As with the likes of Moixa’s GridShare, launched in the UK and Reposit Power’s GridCredits scheme – another Australian provider which has been used in a 250-home VPP trial in Canberra – domestic software company Greensync has developed an exchange platform for aggregating the storage systems which will be used in Adelaide in conjunction with the Powerwall 2 units. ARENA supported Greensync’s software-based decentralised energy marketplace with funding in February last year. At the time Greensync CEO Phil Blythe said solar and battery owners would now be able to monetise their equipment by “essentially renting them to the grid when they’re most needed”.

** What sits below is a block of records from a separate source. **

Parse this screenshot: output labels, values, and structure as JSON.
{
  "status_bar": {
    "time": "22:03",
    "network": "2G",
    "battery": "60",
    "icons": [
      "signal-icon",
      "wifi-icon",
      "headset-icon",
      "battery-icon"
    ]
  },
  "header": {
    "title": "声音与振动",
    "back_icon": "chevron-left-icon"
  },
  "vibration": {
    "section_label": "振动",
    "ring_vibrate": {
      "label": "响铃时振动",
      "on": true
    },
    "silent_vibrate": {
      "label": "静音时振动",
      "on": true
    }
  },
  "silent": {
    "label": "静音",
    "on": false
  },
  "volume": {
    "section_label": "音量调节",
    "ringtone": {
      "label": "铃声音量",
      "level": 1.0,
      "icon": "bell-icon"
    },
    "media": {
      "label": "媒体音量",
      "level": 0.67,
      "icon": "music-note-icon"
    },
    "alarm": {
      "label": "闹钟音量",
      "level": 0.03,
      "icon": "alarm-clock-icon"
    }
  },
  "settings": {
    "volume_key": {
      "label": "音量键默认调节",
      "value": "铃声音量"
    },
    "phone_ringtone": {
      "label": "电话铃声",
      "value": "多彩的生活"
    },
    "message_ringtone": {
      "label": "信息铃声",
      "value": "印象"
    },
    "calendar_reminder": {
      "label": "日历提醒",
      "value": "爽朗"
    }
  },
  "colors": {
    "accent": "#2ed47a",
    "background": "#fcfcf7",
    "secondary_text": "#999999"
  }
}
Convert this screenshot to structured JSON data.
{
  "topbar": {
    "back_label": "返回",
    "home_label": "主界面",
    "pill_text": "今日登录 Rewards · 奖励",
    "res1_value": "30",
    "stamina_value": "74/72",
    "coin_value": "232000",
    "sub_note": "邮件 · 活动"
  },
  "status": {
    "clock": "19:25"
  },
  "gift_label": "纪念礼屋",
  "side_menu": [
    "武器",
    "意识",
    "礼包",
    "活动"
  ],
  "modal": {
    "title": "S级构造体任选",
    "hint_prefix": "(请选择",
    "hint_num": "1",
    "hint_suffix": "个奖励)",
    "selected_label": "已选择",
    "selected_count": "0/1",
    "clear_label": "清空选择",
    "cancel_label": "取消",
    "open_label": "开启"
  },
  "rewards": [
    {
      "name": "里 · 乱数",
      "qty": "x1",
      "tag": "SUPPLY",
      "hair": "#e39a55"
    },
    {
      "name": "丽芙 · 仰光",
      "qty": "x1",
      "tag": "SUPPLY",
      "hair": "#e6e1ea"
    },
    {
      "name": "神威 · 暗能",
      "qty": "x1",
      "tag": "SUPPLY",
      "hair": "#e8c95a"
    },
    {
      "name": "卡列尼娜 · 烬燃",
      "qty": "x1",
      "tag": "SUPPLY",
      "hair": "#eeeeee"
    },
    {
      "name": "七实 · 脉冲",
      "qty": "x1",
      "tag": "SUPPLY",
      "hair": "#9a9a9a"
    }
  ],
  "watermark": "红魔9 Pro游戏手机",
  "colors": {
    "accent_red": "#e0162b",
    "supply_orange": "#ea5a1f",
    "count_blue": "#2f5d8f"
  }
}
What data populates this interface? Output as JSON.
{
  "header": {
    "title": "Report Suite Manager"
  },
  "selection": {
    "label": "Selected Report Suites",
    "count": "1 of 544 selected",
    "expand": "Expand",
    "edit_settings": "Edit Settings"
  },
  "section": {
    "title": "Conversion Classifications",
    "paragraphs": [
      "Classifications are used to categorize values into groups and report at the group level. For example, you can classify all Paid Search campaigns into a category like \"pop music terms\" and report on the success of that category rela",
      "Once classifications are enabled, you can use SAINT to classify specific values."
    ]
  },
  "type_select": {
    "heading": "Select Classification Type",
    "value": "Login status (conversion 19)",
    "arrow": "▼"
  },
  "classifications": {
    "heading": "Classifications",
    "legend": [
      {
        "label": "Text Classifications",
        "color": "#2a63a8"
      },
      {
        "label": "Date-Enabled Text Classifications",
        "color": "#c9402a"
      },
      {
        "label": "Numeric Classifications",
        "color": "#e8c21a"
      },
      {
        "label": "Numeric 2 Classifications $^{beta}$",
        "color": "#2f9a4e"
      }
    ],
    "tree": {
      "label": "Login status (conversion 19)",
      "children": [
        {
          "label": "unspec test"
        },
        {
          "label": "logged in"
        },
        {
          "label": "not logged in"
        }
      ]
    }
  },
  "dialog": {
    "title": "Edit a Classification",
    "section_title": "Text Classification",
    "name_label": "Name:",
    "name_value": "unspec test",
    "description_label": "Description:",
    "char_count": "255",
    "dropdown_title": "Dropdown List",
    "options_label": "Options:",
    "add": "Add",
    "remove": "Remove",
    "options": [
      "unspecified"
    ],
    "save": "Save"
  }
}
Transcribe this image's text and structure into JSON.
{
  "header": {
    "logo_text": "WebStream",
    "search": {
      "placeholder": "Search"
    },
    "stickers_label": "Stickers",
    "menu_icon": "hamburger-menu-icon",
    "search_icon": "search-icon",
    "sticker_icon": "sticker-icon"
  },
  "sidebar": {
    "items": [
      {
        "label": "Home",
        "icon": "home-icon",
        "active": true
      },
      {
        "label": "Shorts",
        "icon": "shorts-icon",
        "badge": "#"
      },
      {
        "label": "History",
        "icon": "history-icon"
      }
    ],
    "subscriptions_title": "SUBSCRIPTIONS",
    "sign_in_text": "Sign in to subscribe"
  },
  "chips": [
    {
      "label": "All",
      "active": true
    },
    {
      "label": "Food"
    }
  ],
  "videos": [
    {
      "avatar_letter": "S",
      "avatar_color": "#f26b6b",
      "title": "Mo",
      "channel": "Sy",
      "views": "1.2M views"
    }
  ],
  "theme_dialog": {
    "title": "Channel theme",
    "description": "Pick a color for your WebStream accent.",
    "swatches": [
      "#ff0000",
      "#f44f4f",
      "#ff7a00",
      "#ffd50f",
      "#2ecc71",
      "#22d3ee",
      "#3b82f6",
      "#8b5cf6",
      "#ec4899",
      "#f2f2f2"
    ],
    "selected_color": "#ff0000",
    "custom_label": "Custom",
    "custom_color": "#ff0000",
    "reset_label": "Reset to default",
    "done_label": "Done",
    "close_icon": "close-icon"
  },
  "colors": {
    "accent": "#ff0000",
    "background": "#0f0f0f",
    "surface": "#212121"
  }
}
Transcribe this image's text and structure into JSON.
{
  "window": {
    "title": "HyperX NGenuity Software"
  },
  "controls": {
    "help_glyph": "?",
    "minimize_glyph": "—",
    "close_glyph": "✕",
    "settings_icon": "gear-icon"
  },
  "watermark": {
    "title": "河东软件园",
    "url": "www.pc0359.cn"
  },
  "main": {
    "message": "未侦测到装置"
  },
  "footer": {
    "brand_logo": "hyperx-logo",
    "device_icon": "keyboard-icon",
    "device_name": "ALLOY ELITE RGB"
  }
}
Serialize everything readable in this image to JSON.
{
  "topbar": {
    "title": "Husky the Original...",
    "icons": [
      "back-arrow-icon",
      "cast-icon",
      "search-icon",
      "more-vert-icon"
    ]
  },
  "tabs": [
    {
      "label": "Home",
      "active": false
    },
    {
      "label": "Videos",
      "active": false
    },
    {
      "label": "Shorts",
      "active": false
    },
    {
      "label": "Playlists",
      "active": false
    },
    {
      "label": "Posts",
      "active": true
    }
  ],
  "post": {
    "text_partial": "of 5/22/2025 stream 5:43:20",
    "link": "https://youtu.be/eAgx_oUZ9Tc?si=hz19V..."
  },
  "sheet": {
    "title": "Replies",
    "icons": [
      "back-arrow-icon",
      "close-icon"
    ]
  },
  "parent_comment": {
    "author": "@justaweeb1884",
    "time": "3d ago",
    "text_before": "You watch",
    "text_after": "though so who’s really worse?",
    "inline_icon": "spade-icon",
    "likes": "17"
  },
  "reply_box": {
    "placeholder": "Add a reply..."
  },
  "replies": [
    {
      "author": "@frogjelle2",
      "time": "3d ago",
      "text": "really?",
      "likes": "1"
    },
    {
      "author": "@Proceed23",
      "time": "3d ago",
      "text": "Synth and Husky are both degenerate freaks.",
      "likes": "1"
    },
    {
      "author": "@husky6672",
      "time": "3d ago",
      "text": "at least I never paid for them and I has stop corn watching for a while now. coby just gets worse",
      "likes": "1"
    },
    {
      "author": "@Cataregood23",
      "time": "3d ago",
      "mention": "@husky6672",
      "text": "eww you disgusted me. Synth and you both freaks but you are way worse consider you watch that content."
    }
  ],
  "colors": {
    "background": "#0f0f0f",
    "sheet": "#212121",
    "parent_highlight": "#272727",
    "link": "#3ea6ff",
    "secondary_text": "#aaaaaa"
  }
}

The project should lower electricity costs for individual consumers, as well as providing them with backup in the event of outages, a concern in South Australia in recent times. ARENA said it will be “up and running by the end of 2019”.

“We think consumer energy resources have a huge role to play in Australia’s energy future, but we are still figuring out how we can orchestrate rooftop solar and home batteries to feed back into the grid. This is technically hard to do, which is why these pilot projects are so important,” ARENA CEO Ivor Frischknecht said.

This is a potential model for how distributed energy resources can be operated at large scale in the future to help reduce energy prices. This trial will also demonstrate the commercial benefits of integrating a virtual power plant into a distributed energy market platform such as deX (Greensync’s platform).”

Europe-headquartered multinational energy provider ENGIE has furthered its activities in energy storage greatly in recent months, as regular readers of this site would have seen. This includes the recent rebrand of acquired US C&I storage provider Green Charge as ENGIE Storage.